Je n’ai jamais eu l’opportunité de parler avec Yanic moi-même et je comprends que l’article a été publié avant que Brock ait eu la chance de leur parler de l’effet domino possible de cet événement alors je ne peux pas confirmer si lui et sa famille ont véritablement considéré ces cinq facteurs quand Craig leur a présenté cette information. J’ai communiqué à Craig que je trouvais qu’il avait écrit un article à sensation bâclé et qu’il a choisi de publier l’article quand même, affirmant que c’était ce que la famille voulait. En conséquent, j’ai été accusée par ma communauté de mettre Yanic encore plus à risque et d’avoir trahi mes amis et connaissances alors que je savais très bien ce que je faisais. Mais je suis une adulte, je sais que j’ai fait de mon mieux, et je vais m’en remettre. Ma préoccupation est pour Yanic et comment il va. Il a heureusement reçu beaucoup d’amour et de soutien de partout dans le monde et je suis absolument persuadée que les gens qui s’occupent de lui veulent faire la bonne chose, même s’ils ne savent pas toujours comment. Cette situation est nouvelle pour presque tout le monde mais c’est comme ça qu’on apprend, et je m’inclus là-dedans.
Alors, qu’est-ce qui m’attend maintenant ?

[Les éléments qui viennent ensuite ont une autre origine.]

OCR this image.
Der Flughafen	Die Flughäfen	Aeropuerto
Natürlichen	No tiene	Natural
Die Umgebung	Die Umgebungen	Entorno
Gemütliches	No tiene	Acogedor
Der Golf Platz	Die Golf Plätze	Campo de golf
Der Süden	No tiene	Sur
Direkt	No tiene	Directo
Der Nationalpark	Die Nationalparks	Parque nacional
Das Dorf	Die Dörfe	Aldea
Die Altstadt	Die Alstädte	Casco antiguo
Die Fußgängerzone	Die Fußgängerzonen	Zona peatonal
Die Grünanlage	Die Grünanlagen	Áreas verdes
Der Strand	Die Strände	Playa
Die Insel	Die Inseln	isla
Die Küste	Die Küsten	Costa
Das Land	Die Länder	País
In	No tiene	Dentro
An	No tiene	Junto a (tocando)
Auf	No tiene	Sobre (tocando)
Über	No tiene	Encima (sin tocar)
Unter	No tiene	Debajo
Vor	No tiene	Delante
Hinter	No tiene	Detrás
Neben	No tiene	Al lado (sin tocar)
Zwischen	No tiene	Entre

Ma vraie passion est de soutenir les jeunes athlètes et j’aime le milieu universitaire mais je n’aime pas l’idée d’un emploi de prof menant à la permanence. Enseigner tout le temps, faire de la recherche, publier et participer à des conférences ne sont pas des choses qui m’attirent. Alors, j’ai décidé que j’aimerais occuper un poste qui fasse le lien entre sport et études. Je veux être en mesure de travailler avec des étudiants-athlètes sur des choses telles que le succès personnel et académique, tout en maintenant un programme d’enseignement et de recherche qui appuie ce travail. La NCAA (National Collegiate Athletics Association) a un programme en place pour ça mais il y a peu d’équivalent au Canada. J’espère changer cela et suis prête à me faire embaucher dès que mon postdoc est complété ! Je pensais avoir trouvé un emploi mais la pandémie a réussi à compliquer les choses pour presque nous tous. Dans tous les cas, j’ai choisi de réorienter le reste de ma bourse postdoctorale en préparation pour ce but professionnel. J’ai lancé récemment une étude en ligne sur l’impact de la pandémie de Covid-19 sur la vie des étudiants-athlètes de Sport universitaire de l’Atlantique (SUA). Je veux avoir des données démographiques et mieux comprendre comment leurs activités, relations, et santé mentale ont pu changer en raison de cette expérience. J’espère pouvoir utiliser cette information pour aider les services des sports et administrateurs universitaires à mieux soutenir les étudiants-athlètes avec leur saison qui a été annulée, certains de leurs cours ou tous qui sont ligne, et leur transition de retour au sport.
Souhaitez-moi bonne chance. Peut-être qu’on se reverra. J’adore trop le sport et ma communauté pour dire que j’abandonne les études sur le hockey pour toujours. Mais, peu importe, merci à tout le monde qui a lu mes publications ces dernières années et qui m’a soutenu autant dans ma vie personnelle que dans ma vie professionnelle. Je trouve que j’ai eu un impact positif à la fois dans la communauté académique et celle du hockey et, malgré des défis variés, je vais de l’avant le cœur léger.